The prognosis for RS was not in dispute. But his wife and his family were at loggerheads over what should be done.
RS was, everyone agrees, a staunch Catholic (although he attended Mass only about once a month) and consistently supported a “pro-life” perspective on abortion and euthanasia. However, he was distant towards a sister, who lives in the UK, and other relatives in Poland, perhaps because he had married a divorcee outside the Catholic Church.
His wife testified that he would not want to live in a comatose state and be a burden to others; his family said that he would oppose the course of action recommended by the Court of Protection because of his Catholic beliefs.
English law allows doctors to withdraw nutrition and hydration if it is deemed to be in the “best interests” of a patient. In RS’s case, Mr Justice Cohen found that the wife’s testimony was more persuasive and ruled that the course that he would want to be taken is the course which in this case is that which is in his best interests.”

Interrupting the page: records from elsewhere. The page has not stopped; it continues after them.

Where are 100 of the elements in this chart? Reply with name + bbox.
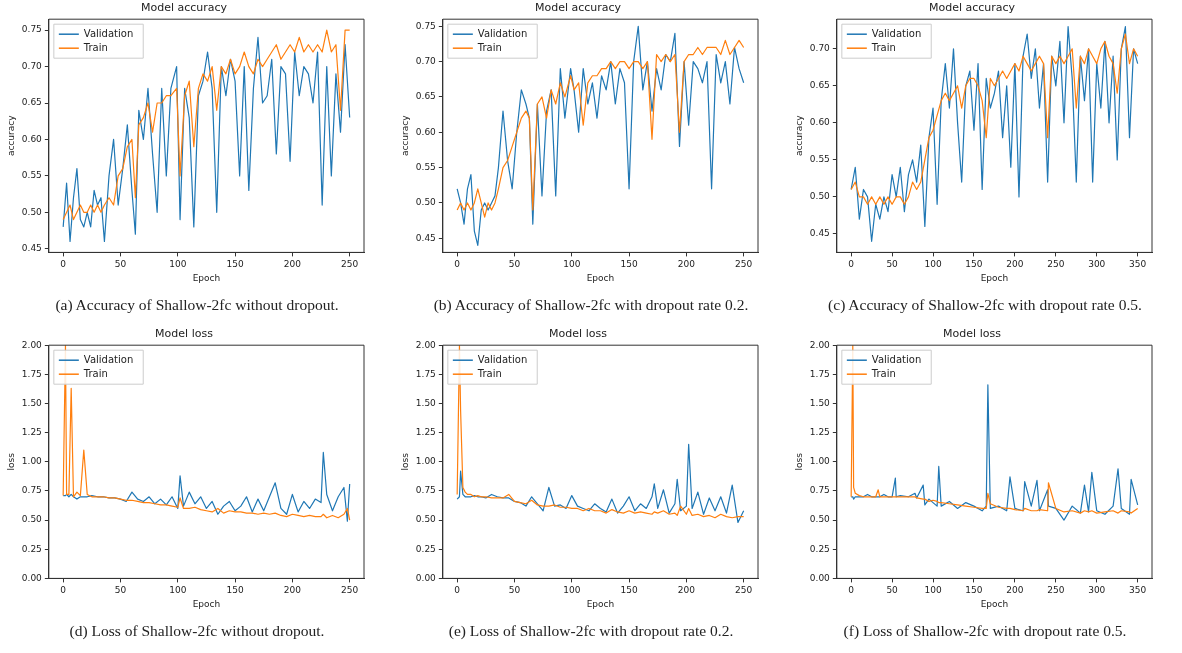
text: (d) Loss of Shallow-2fc without dropout. xyxy=(68,622,326,640)
y-axis-title: accuracy xyxy=(793,114,804,157)
y-tick-label: 1.00 xyxy=(415,456,437,467)
x-tick-label: 50 xyxy=(886,585,899,596)
x-tick-label: 200 xyxy=(1006,585,1024,596)
y-tick-label: 0.70 xyxy=(21,60,43,71)
legend-label: Validation xyxy=(83,353,134,365)
x-tick-label: 300 xyxy=(1088,259,1106,270)
text: (f) Loss of Shallow-2fc with dropout rate 0.5. xyxy=(842,622,1128,640)
legend-label: Validation xyxy=(477,27,528,39)
legend-label: Train xyxy=(870,41,896,53)
x-tick-label: 0 xyxy=(848,259,855,270)
y-tick-label: 2.00 xyxy=(415,339,437,350)
y-tick-label: 1.75 xyxy=(809,368,830,379)
x-tick-label: 100 xyxy=(924,585,942,596)
x-tick-label: 150 xyxy=(965,259,983,270)
x-tick-label: 0 xyxy=(848,585,855,596)
y-tick-label: 0.00 xyxy=(21,572,43,583)
x-tick-label: 50 xyxy=(114,585,127,596)
y-tick-label: 0.75 xyxy=(415,20,436,31)
x-tick-label: 100 xyxy=(563,585,581,596)
x-tick-label: 300 xyxy=(1088,585,1106,596)
x-tick-label: 100 xyxy=(924,259,942,270)
x-tick-label: 150 xyxy=(620,259,638,270)
y-tick-label: 0.50 xyxy=(21,206,43,217)
y-axis-title: loss xyxy=(793,452,804,471)
x-tick-label: 0 xyxy=(454,585,461,596)
y-tick-label: 1.25 xyxy=(809,426,830,437)
y-tick-label: 0.00 xyxy=(415,572,437,583)
x-tick-label: 250 xyxy=(341,585,359,596)
y-tick-label: 0.45 xyxy=(415,232,436,243)
x-tick-label: 50 xyxy=(508,259,521,270)
y-axis-title: accuracy xyxy=(5,114,16,157)
y-tick-label: 0.70 xyxy=(415,55,437,66)
y-tick-label: 0.60 xyxy=(415,126,437,137)
x-tick-label: 150 xyxy=(226,259,244,270)
x-axis-title: Epoch xyxy=(586,598,615,609)
chart-title: Model loss xyxy=(943,327,1002,341)
y-tick-label: 0.50 xyxy=(21,514,43,525)
x-tick-label: 50 xyxy=(114,259,127,270)
x-tick-label: 200 xyxy=(677,585,696,596)
y-tick-label: 0.65 xyxy=(809,80,830,91)
y-tick-label: 0.55 xyxy=(21,170,42,181)
y-tick-label: 0.55 xyxy=(809,154,830,165)
x-tick-label: 200 xyxy=(1006,259,1024,270)
y-tick-label: 1.50 xyxy=(415,397,437,408)
chart-title: Model accuracy xyxy=(928,1,1016,15)
x-tick-label: 150 xyxy=(620,585,638,596)
chart-title: Model accuracy xyxy=(140,1,228,15)
x-axis-title: Epoch xyxy=(192,598,221,609)
y-tick-label: 0.00 xyxy=(809,572,831,583)
text: (a) Accuracy of Shallow-2fc without dropout. xyxy=(54,296,340,314)
y-tick-label: 1.75 xyxy=(415,368,436,379)
y-tick-label: 1.50 xyxy=(21,397,43,408)
y-tick-label: 0.75 xyxy=(809,485,830,496)
x-axis-title: Epoch xyxy=(586,272,615,283)
y-tick-label: 0.45 xyxy=(809,228,830,239)
y-tick-label: 0.70 xyxy=(809,43,831,54)
y-tick-label: 0.60 xyxy=(21,133,43,144)
y-tick-label: 1.00 xyxy=(21,456,43,467)
chart-title: Model loss xyxy=(155,327,214,341)
text: (c) Accuracy of Shallow-2fc with dropout rate 0.5. xyxy=(827,296,1143,314)
y-axis-title: loss xyxy=(5,452,16,471)
y-tick-label: 0.65 xyxy=(415,91,436,102)
y-tick-label: 0.50 xyxy=(809,514,831,525)
y-tick-label: 0.55 xyxy=(415,161,436,172)
y-tick-label: 0.25 xyxy=(415,543,436,554)
legend-label: Train xyxy=(82,367,108,379)
y-tick-label: 1.75 xyxy=(21,368,42,379)
x-tick-label: 250 xyxy=(1047,259,1065,270)
x-tick-label: 200 xyxy=(283,259,302,270)
x-tick-label: 200 xyxy=(283,585,302,596)
y-tick-label: 1.00 xyxy=(809,456,831,467)
x-tick-label: 100 xyxy=(169,259,187,270)
y-axis-title: accuracy xyxy=(399,114,410,157)
legend-label: Train xyxy=(870,367,896,379)
x-tick-label: 350 xyxy=(1129,259,1147,270)
x-tick-label: 250 xyxy=(341,259,359,270)
legend-label: Validation xyxy=(871,27,922,39)
x-tick-label: 350 xyxy=(1129,585,1147,596)
x-tick-label: 250 xyxy=(735,259,753,270)
y-tick-label: 0.50 xyxy=(809,191,831,202)
y-tick-label: 0.65 xyxy=(21,97,42,108)
y-tick-label: 0.75 xyxy=(21,485,42,496)
legend-label: Validation xyxy=(871,353,922,365)
x-tick-label: 0 xyxy=(60,585,67,596)
y-tick-label: 0.45 xyxy=(21,243,42,254)
x-tick-label: 250 xyxy=(1047,585,1065,596)
y-tick-label: 1.50 xyxy=(809,397,831,408)
legend-label: Train xyxy=(82,41,108,53)
y-tick-label: 1.25 xyxy=(21,426,42,437)
y-tick-label: 0.75 xyxy=(21,24,42,35)
x-tick-label: 100 xyxy=(169,585,187,596)
x-tick-label: 150 xyxy=(226,585,244,596)
x-tick-label: 0 xyxy=(454,259,461,270)
y-tick-label: 2.00 xyxy=(809,339,831,350)
y-axis-title: loss xyxy=(399,452,410,471)
x-tick-label: 0 xyxy=(60,259,67,270)
y-tick-label: 1.25 xyxy=(415,426,436,437)
x-axis-title: Epoch xyxy=(980,272,1009,283)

In their letter to the Health Secretary, Matt Hancock, Catholic bishops stated: ‘
“The Catholic Church continues to oppose the definition of assisted nutrition and hydration as medical treatment which has now become the basis of medical and legal decisions to withdraw assisted nutrition and hydration from patients. Providing food and water to very sick patients, even by assisted means, is a basic level of care. This care must be given whenever possible unless it is medically indicated as being overly burdensome or failing to attain its purpose.”
The director of the Anscombe Bioethics Centre, David Albert Jones, wrote a lengthy comment on the case of RS. He pointed out that “The grave danger of this judgement is that committed Catholics and those who hold a similar view about the human significance of food and drink may be starved and dehydrated to death against their will.”